Consider energy cost—some may calculate this value as intrinsic power over time. However, intrinsic power is merely one portion of the power equation. When comparing, for example, an FPGA-based emulator with a processor-based emulator, you’ll likely find that the total processor-based emulator power can be lower than
in an FPGA-based emulator when you calculate all of the power consumed in a verification task, i.e. adding up compilation (which often needs large parallel server farms for FPGA-based systems), allocation (processor-based emulation may allow better workload efficiency if the granularity of emulation resources is fine enough), execution, and potentially multiple debug runs required to generate comparable amounts of debug information if trace buffers are not appropriately sized.

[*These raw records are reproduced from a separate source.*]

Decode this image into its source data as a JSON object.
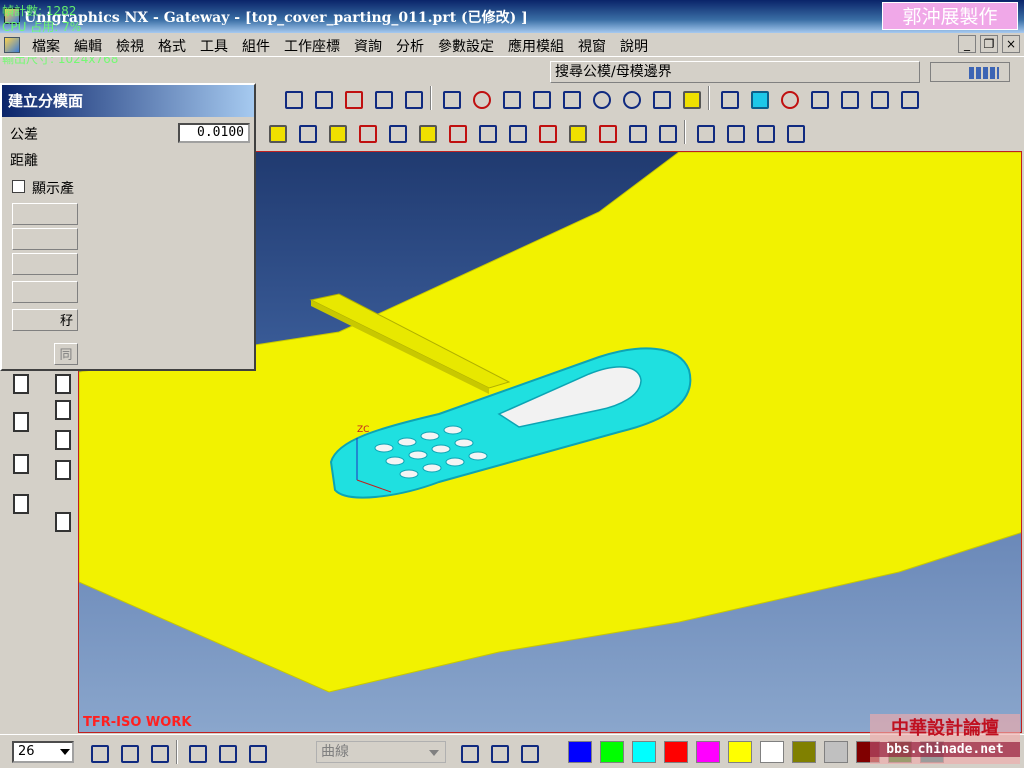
{
  "window": {
    "title": "Unigraphics NX - Gateway - [top_cover_parting_011.prt (已修改) ]",
    "watermark": "郭沖展製作"
  },
  "overlay": {
    "line1": "幀計數: 1282",
    "line2": "CPU 占用: 7%",
    "line3": "輸入尺寸: 1024x768",
    "line4": "輸出尺寸: 1024x768"
  },
  "menu": [
    "檔案",
    "編輯",
    "檢視",
    "格式",
    "工具",
    "組件",
    "工作座標",
    "資詢",
    "分析",
    "參數設定",
    "應用模組",
    "視窗",
    "說明"
  ],
  "window_controls": [
    "_",
    "❐",
    "×"
  ],
  "toolbar": {
    "selection_label": "搜尋公模/母模邊界"
  },
  "dialog": {
    "title": "建立分模面",
    "tolerance_label": "公差",
    "tolerance_value": "0.0100",
    "distance_label": "距離",
    "show_product_label": "顯示產",
    "ok_button": "秄",
    "cancel_button": "同"
  },
  "viewport": {
    "wcs_label": "TFR-ISO WORK",
    "axis_label": "ZC"
  },
  "bottombar": {
    "layer_value": "26",
    "curve_select": "曲線",
    "palette": [
      "#0000ff",
      "#00ff00",
      "#00ffff",
      "#ff0000",
      "#ff00ff",
      "#ffff00",
      "#ffffff",
      "#808000",
      "#c0c0c0",
      "#800000",
      "#008000",
      "#008080"
    ]
  },
  "corner_watermark": {
    "line1": "中華設計論壇",
    "line2": "bbs.chinade.net"
  }
}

Also important considerations are job granularity and gate utilization—some systems are simply better designed than others to minimize wasted emulation space and provide faster turnaround times. It’s not only about the number of jobs supported. For example, a system with fine-grained capacity can support more jobs in parallel
while minimizing the resources required. To calculate total turnaround time, you need to consider the number of jobs, the number of parallel jobs that your system can execute, and the run and debug times for this.

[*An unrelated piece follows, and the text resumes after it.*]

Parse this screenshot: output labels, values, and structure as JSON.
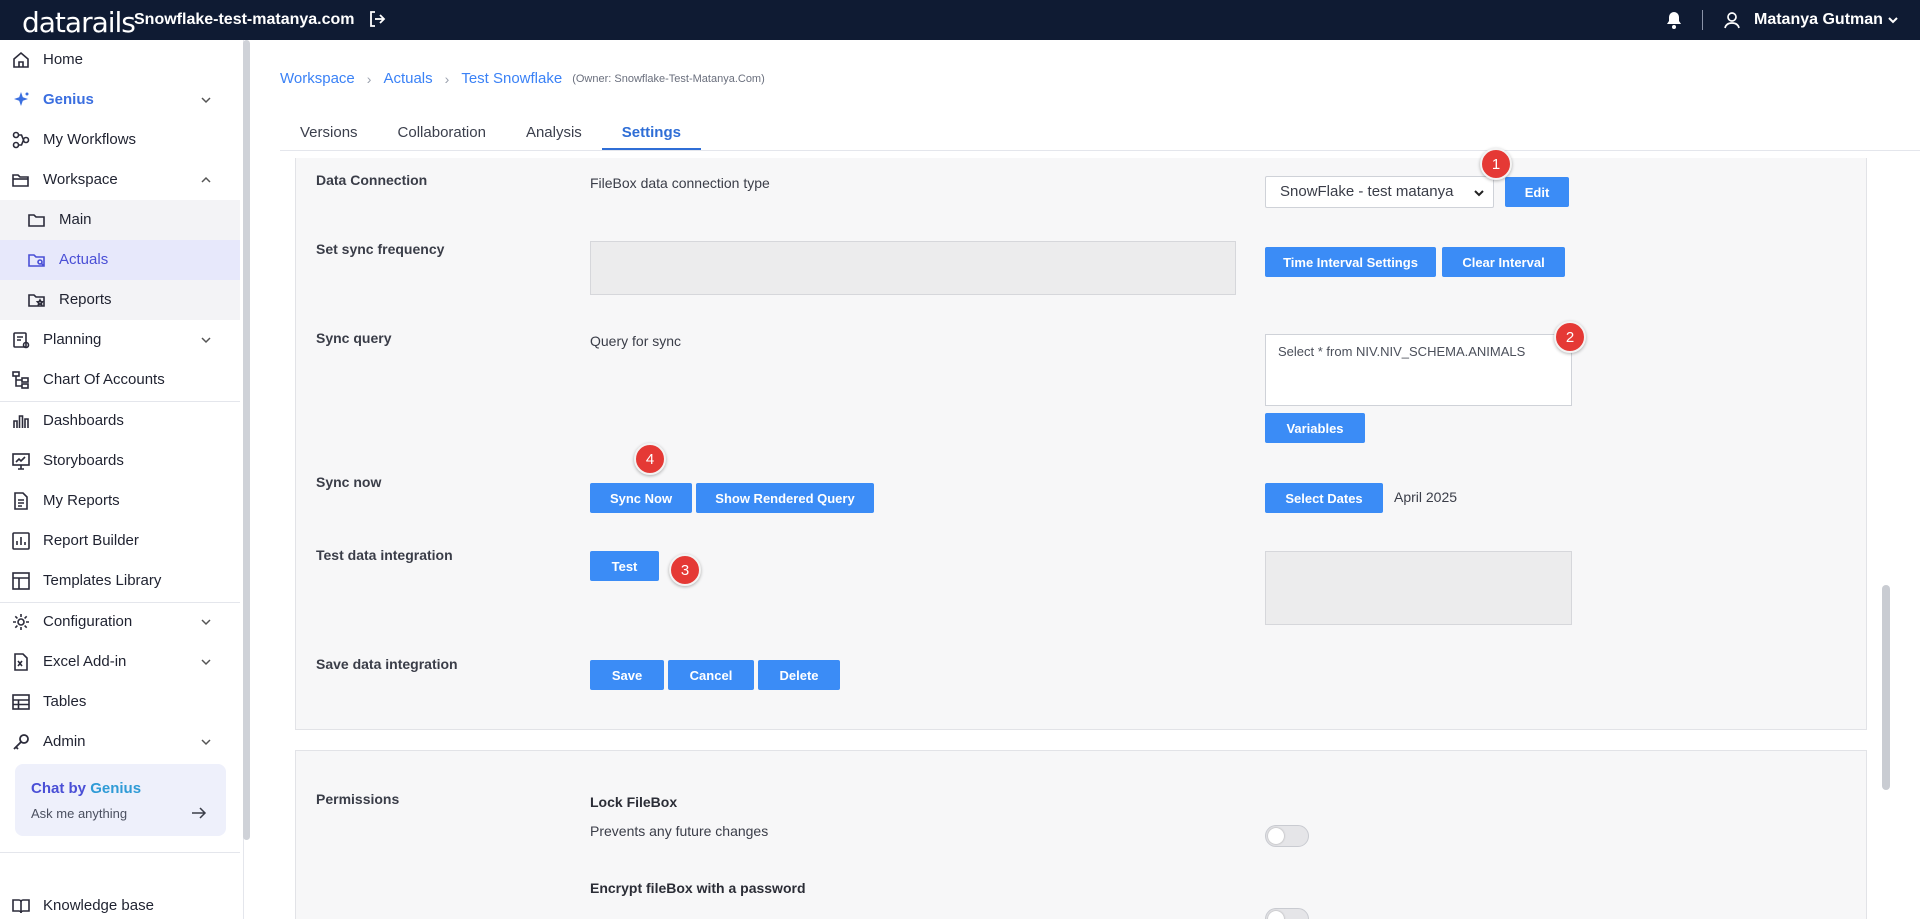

How to Support Enterprise-Level Verification Computing Needs?
If you have multiple ongoing design projects involving multiple teams distributed across the globe, not just any verification computing system will do. Enterprise-level verification computing calls for a system that:
• Can scale to billion-gate designs while running within your performance/power targets
• Has the ability to support a high number of daily design turns
• Offers debug productivity with sufficient trace depth to generate the required debug information and fast analysis and compile times
• Can provide the flexibility to allocate a given job to any other domain on the logic board to make the best use of computing resources
• Can offer the efficiency of dynamic resource allocation by breaking up a job in a non-consecutive manner to match the available resource in the system
• Does not lock your jobs to given physical interfaces, instead providing the ability to switch virtually between targets and jobs
Advantages of an End-to-End Flow
Given these parameters, there certainly are advantages to using an end-to-end flow. When an emulation system is part of a set of connected platforms, you can quickly migrate between the interoperable platforms and between hardware/software domains to complete your system-level design, integration, and verification tasks. An integrated flow could provide a substantial boost to design team productivity, while minimizing design risks.

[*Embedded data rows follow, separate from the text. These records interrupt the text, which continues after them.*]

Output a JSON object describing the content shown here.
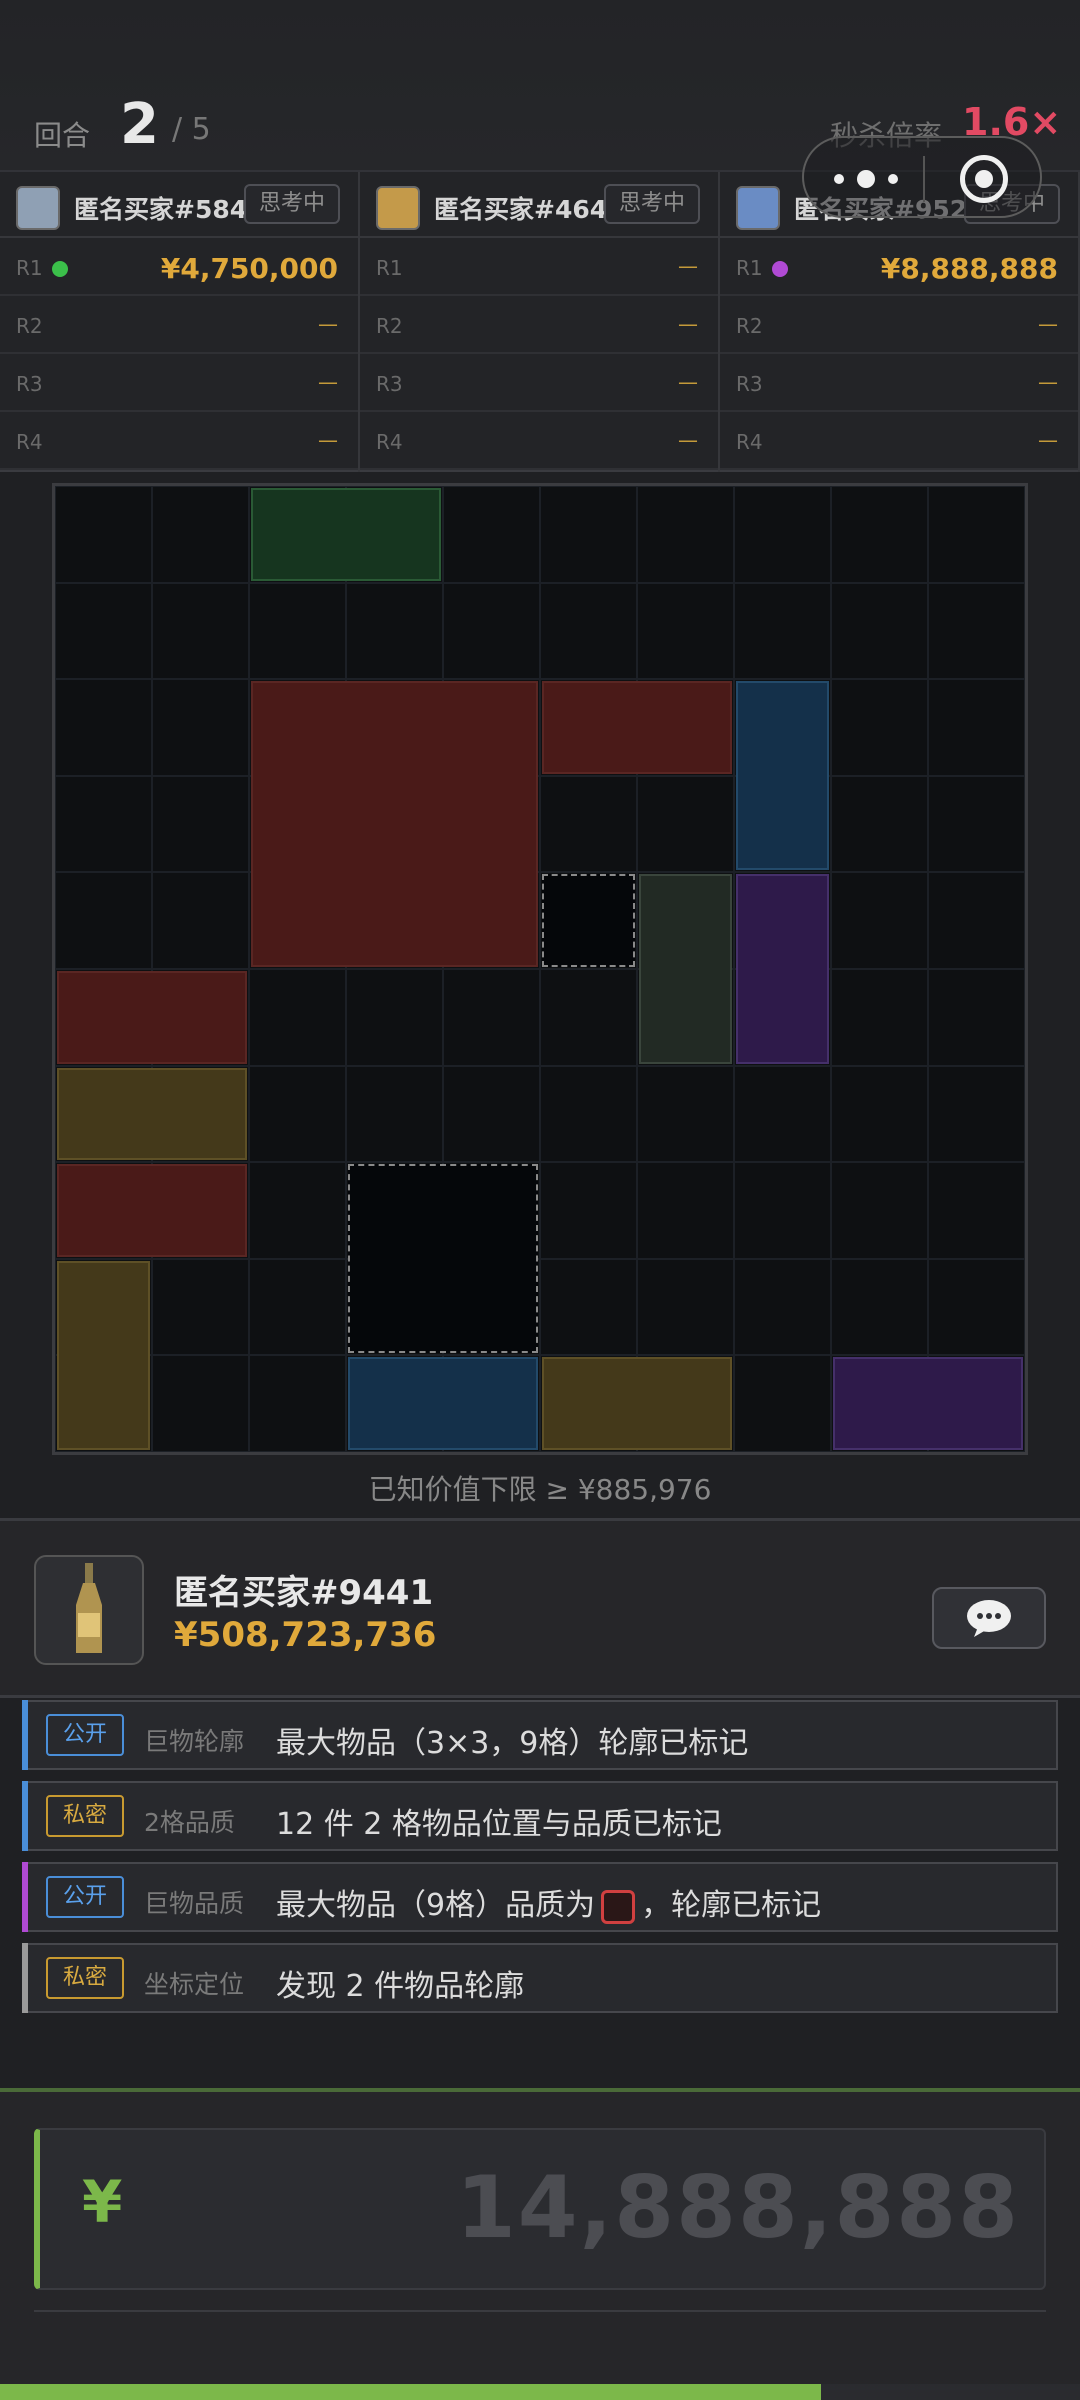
{
  "header": {
    "round_label": "回合",
    "round_current": "2",
    "round_total": "/ 5",
    "multiplier_label": "秒杀倍率",
    "multiplier_value": "1.6×"
  },
  "buyers": [
    {
      "name": "匿名买家#584",
      "status": "思考中",
      "avatar_color": "#8fa0b4",
      "bids": [
        {
          "label": "R1",
          "amount": "¥4,750,000",
          "dot": "#3bbf4a"
        },
        {
          "label": "R2",
          "amount": "—"
        },
        {
          "label": "R3",
          "amount": "—"
        },
        {
          "label": "R4",
          "amount": "—"
        }
      ]
    },
    {
      "name": "匿名买家#464",
      "status": "思考中",
      "avatar_color": "#c49a4a",
      "bids": [
        {
          "label": "R1",
          "amount": "—"
        },
        {
          "label": "R2",
          "amount": "—"
        },
        {
          "label": "R3",
          "amount": "—"
        },
        {
          "label": "R4",
          "amount": "—"
        }
      ]
    },
    {
      "name": "匿名买家#952",
      "status": "思考中",
      "avatar_color": "#6a8cc4",
      "bids": [
        {
          "label": "R1",
          "amount": "¥8,888,888",
          "dot": "#b04ad4"
        },
        {
          "label": "R2",
          "amount": "—"
        },
        {
          "label": "R3",
          "amount": "—"
        },
        {
          "label": "R4",
          "amount": "—"
        }
      ]
    }
  ],
  "board": {
    "cols": 10,
    "rows": 10,
    "items": [
      {
        "c": 2,
        "r": 0,
        "w": 2,
        "h": 1,
        "color": "green"
      },
      {
        "c": 2,
        "r": 2,
        "w": 3,
        "h": 3,
        "color": "red"
      },
      {
        "c": 5,
        "r": 2,
        "w": 2,
        "h": 1,
        "color": "red"
      },
      {
        "c": 7,
        "r": 2,
        "w": 1,
        "h": 2,
        "color": "blue"
      },
      {
        "c": 6,
        "r": 4,
        "w": 1,
        "h": 2,
        "color": "gray"
      },
      {
        "c": 7,
        "r": 4,
        "w": 1,
        "h": 2,
        "color": "purple"
      },
      {
        "c": 0,
        "r": 5,
        "w": 2,
        "h": 1,
        "color": "red"
      },
      {
        "c": 0,
        "r": 6,
        "w": 2,
        "h": 1,
        "color": "gold"
      },
      {
        "c": 0,
        "r": 7,
        "w": 2,
        "h": 1,
        "color": "red"
      },
      {
        "c": 0,
        "r": 8,
        "w": 1,
        "h": 2,
        "color": "gold"
      },
      {
        "c": 3,
        "r": 9,
        "w": 2,
        "h": 1,
        "color": "blue"
      },
      {
        "c": 5,
        "r": 9,
        "w": 2,
        "h": 1,
        "color": "gold"
      },
      {
        "c": 8,
        "r": 9,
        "w": 2,
        "h": 1,
        "color": "purple"
      }
    ],
    "outlines": [
      {
        "c": 5,
        "r": 4,
        "w": 1,
        "h": 1
      },
      {
        "c": 3,
        "r": 7,
        "w": 2,
        "h": 2
      }
    ],
    "palette": {
      "green": [
        "#16351f",
        "#2a5a35"
      ],
      "red": [
        "#4a1a18",
        "#5a2623"
      ],
      "blue": [
        "#14304a",
        "#234a6a"
      ],
      "gray": [
        "#222a24",
        "#3a453c"
      ],
      "purple": [
        "#2e1a4a",
        "#45306a"
      ],
      "gold": [
        "#44391a",
        "#5e5026"
      ]
    }
  },
  "low_bound": "已知价值下限 ≥ ¥885,976",
  "player": {
    "name": "匿名买家#9441",
    "money": "¥508,723,736",
    "chat_icon": "chat-bubble-icon"
  },
  "clues": [
    {
      "tag": "公开",
      "kind": "pub",
      "bar": "#4a8ed8",
      "category": "巨物轮廓",
      "text": "最大物品（3×3，9格）轮廓已标记"
    },
    {
      "tag": "私密",
      "kind": "pri",
      "bar": "#4a8ed8",
      "category": "2格品质",
      "text": "12 件 2 格物品位置与品质已标记"
    },
    {
      "tag": "公开",
      "kind": "pub",
      "bar": "#b04ad4",
      "category": "巨物品质",
      "text_before": "最大物品（9格）品质为",
      "text_after": "，轮廓已标记"
    },
    {
      "tag": "私密",
      "kind": "pri",
      "bar": "#9a9a9a",
      "category": "坐标定位",
      "text": "发现 2 件物品轮廓"
    }
  ],
  "bid_input": {
    "currency": "¥",
    "placeholder": "14,888,888",
    "progress": 0.76
  }
}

An example of an integrated set of development platforms to support hardware/software design and verification can be found in Cadence’s System Development Suite. The suite’s connected platforms reduce system integration
time by up to 50%, covering early pre-silicon software development, IP design and verification, subsystem and SoC verification, netlist validation, hardware/software integration and validation, and system and silicon validation.
Summary
Clearly, if your design team isn’t using your hardware resources as efficiently or effectively as they could, the team loses valuable productivity. With today’s large, complex SoCs, achieving high levels of multi-user verification throughput and productivity are essential elements of an overall competitive advantage. Many traditional compute resources aren’t equipped to meet these parameters. Instead, today’s designs call for capabilities including high capacity, efficient job allocation, fast runtime, and extensive debug to help you swiftly take your designs to tapeout.